La novelista se dice preocupada por la nueva oleada conservadora en su país: “Políticas que invocan la ‘tradición’ o ‘un orden natural’, que van en contra de las mujeres y de los migrantes y homosexuales. Los logros existen pero son frágiles, están continuamente en peligro”. Un eslabón de intolerancia que ofrece a diario nuevos ejemplos, como la polémica francesa sobre el burkini: “la prohibición de ponerse este tipo de bañador impuesta por alcaldes y políticos —casi siempre hombres —, que utilizan también el argumento del feminismo, es engañosa”. El engaño, revela la escritora, “es que debajo de esta supuesta defensa de la libertad individual está la batalla por el control del cuerpo de las mujeres”. Una batalla que coincide con el origen de la historia de la humanidad misma, y que continúa en 2016. “No puedo generar obras escritas para guiñarle el ojo a la opinión pública. Este no debe de ser el fin de la literatura, como ha intentado hacer, por ejemplo, Houellebecq con Sumisión, a quien he decidido no leer más por cómo trata al cuerpo femenino”, declara.

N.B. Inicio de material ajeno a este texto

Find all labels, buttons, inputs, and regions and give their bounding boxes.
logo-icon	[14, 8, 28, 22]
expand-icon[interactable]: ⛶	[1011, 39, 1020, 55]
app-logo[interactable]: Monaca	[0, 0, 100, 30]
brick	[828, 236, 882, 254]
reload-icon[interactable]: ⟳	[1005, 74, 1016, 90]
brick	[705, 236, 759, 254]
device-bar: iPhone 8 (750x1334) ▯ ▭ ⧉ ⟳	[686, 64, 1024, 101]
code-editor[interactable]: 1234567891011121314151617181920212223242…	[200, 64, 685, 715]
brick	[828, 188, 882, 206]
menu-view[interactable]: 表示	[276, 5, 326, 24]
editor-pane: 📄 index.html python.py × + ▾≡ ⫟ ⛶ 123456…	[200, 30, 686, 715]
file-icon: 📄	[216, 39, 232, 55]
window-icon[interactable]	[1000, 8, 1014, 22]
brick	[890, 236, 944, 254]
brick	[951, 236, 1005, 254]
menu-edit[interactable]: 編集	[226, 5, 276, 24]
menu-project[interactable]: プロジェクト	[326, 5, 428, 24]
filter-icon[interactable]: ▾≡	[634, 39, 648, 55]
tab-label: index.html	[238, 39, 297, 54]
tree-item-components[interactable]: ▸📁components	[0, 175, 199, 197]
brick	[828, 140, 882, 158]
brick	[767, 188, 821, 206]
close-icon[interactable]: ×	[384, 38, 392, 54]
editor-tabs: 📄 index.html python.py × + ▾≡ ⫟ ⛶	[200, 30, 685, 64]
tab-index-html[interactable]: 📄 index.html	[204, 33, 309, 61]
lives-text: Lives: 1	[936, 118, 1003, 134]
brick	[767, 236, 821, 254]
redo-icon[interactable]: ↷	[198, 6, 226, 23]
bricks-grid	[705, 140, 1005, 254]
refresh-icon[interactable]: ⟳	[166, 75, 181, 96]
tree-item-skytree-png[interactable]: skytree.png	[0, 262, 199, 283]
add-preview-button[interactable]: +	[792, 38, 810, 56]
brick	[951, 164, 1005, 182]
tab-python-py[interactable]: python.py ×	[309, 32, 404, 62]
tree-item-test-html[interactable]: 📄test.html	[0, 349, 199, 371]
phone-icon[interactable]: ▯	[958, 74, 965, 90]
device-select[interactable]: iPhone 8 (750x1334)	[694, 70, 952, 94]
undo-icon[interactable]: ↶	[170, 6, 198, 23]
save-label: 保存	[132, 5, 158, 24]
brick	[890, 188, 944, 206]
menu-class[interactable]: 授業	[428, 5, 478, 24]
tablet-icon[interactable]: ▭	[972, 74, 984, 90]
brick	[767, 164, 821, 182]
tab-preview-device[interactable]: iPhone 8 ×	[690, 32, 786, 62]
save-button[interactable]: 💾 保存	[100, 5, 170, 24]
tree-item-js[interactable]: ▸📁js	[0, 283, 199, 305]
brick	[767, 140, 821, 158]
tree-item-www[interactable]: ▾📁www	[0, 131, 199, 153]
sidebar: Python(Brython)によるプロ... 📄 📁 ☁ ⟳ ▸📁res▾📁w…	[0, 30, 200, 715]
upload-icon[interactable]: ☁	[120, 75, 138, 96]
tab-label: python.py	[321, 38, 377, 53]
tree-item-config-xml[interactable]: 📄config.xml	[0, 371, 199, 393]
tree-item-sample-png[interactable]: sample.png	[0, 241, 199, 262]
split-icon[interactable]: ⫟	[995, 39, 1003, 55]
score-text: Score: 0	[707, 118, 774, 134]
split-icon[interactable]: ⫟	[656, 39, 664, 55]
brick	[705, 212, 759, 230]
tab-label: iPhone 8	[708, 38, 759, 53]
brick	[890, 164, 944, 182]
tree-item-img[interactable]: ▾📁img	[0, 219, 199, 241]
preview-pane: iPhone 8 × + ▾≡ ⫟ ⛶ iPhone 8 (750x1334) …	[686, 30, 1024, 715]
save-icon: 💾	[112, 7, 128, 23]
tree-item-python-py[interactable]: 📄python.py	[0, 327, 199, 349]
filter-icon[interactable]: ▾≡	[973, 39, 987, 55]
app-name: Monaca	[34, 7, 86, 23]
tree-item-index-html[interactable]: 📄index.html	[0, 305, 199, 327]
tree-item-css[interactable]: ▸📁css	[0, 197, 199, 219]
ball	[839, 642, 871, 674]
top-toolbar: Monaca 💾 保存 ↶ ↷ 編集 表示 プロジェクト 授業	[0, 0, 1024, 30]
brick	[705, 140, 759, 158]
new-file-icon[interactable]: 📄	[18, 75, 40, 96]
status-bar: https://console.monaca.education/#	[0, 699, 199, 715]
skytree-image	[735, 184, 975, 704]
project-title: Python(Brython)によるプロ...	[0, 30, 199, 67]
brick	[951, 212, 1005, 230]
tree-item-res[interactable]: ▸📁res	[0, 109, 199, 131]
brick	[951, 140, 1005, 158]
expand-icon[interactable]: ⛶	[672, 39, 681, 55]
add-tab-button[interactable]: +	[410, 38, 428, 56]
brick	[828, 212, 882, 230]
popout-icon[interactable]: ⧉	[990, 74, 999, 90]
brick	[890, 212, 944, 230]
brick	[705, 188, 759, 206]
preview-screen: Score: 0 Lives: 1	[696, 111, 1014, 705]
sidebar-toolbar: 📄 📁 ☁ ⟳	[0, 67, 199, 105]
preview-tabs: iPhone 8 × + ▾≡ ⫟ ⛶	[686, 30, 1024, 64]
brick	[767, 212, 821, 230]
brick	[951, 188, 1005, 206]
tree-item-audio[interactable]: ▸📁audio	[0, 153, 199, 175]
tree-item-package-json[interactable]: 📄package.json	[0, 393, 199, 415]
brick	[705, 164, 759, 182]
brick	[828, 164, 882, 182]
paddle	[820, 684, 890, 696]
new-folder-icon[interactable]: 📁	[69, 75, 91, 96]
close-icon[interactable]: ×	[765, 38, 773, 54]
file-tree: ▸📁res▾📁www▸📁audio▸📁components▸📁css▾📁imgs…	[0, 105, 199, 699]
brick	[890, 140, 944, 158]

Para Annie Ernaux legitimar la experiencia individual y aprender de la complejidad de la experiencia colectiva son estrategias fundamentales contra la opresión, maneras de deconstruir estructuras sociales erradicadas como el patriarcado. Transformar la dolorosa intimidad en una cuestión pública nos confronta con el re–sentir, con el escoger qué volver a vivir. Desvelar (se) este proceso de deliberación empodera a quien lo hace tanto como a quien lo comparte. Expresar la propia presencia es la primera forma de resistir, y lo personal sigue siendo político. Compartir la historia singular es un mecanismo de solidaridad que nos acompaña en el viaje de devenir lo que somos, que Annie Ernaux ejerce maravillosamente a través de las palabras.

“Siempre quise escribir como si no fuera a estar cuando publicaran lo escrito. Escribir como si fuera a morirme y ya no hubiera jueces. Aunque es posible que sea una ilusión creer que el advenimiento de la verdad depende de la muerte”.